The agent reads this file at startup and incorporates it into all recommendations. Use it for:

  • Naming conventions and deployment patterns
  • Instance/region preferences and constraints
  • Known issues specific to your environment
  • Cost policies and approval requirements

Cost

Each session uses Amazon Bedrock Claude Sonnet. Token usage and estimated cost are displayed when you exit:

Session Summary
────────────────────────────────────────
  Turns: 8
  Input tokens:  ~12,400
  Output tokens: ~3,200
  Estimated cost: ~$0.0852

A typical 10-turn session costs ~\(0.05–\)0.10. Use --offline for zero-cost quick reference.

Warning

Cost tracking is approximate.
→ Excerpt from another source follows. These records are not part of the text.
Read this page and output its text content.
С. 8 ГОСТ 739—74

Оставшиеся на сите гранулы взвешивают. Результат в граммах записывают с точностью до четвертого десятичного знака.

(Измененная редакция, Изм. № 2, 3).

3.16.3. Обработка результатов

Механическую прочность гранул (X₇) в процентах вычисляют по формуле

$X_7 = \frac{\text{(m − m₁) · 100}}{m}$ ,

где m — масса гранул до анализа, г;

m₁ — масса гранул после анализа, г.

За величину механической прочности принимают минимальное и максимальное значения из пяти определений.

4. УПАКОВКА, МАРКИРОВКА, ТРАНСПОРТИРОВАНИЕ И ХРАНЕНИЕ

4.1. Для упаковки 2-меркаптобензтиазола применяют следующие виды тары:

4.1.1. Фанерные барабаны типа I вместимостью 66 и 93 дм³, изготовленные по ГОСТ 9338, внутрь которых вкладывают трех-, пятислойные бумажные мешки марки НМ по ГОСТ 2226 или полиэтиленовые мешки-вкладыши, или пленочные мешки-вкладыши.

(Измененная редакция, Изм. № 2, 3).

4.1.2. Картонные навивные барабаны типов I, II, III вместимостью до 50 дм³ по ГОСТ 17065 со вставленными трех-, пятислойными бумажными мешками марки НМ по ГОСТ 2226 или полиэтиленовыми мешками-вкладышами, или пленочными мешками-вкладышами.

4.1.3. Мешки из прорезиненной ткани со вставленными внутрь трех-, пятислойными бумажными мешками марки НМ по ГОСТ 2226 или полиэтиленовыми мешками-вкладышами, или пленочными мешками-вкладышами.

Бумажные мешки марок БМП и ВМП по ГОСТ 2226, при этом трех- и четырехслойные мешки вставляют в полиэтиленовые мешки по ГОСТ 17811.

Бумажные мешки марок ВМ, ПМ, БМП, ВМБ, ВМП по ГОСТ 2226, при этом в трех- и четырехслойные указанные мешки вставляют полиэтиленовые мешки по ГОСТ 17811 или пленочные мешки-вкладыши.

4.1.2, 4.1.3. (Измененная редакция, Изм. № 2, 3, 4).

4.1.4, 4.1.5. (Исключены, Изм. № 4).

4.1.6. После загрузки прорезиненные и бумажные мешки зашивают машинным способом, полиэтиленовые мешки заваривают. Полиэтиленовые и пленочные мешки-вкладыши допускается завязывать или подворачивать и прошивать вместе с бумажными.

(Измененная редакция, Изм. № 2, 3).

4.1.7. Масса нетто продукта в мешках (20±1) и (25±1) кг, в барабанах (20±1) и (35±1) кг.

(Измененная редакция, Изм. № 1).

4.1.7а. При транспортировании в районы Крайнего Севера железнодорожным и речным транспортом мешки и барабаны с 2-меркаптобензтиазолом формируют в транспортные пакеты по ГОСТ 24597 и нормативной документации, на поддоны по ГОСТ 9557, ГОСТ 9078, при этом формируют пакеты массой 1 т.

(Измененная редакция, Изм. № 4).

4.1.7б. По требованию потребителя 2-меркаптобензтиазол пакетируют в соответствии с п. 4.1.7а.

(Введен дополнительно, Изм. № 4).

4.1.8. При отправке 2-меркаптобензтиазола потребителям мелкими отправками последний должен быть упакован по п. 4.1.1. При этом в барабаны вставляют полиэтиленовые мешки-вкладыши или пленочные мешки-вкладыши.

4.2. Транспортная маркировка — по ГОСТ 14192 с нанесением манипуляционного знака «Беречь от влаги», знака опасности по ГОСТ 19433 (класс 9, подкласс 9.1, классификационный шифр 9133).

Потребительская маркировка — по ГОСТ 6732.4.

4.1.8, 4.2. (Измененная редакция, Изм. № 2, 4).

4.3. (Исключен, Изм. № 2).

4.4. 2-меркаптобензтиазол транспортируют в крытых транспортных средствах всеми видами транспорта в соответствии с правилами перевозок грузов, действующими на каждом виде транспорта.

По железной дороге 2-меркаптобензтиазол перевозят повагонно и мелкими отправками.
Actual billing comes from your AWS account's Bedrock usage metrics.

Limitations

  • Advisory only — does not execute do/ scripts, deploy endpoints, or modify config files. Execution capabilities are planned for v1.2.
  • Session state is not persisted — each hey invocation starts fresh. Use TODO.md output to capture plans.
  • Knowledge is version-bound — the agent knows about features in the installed version. Custom forks or unreleased changes aren't reflected unless you add them via .mlcc-agent-context.md.
  • Requires internet — Bedrock access needed for interactive mode. Use --offline for air-gapped environments.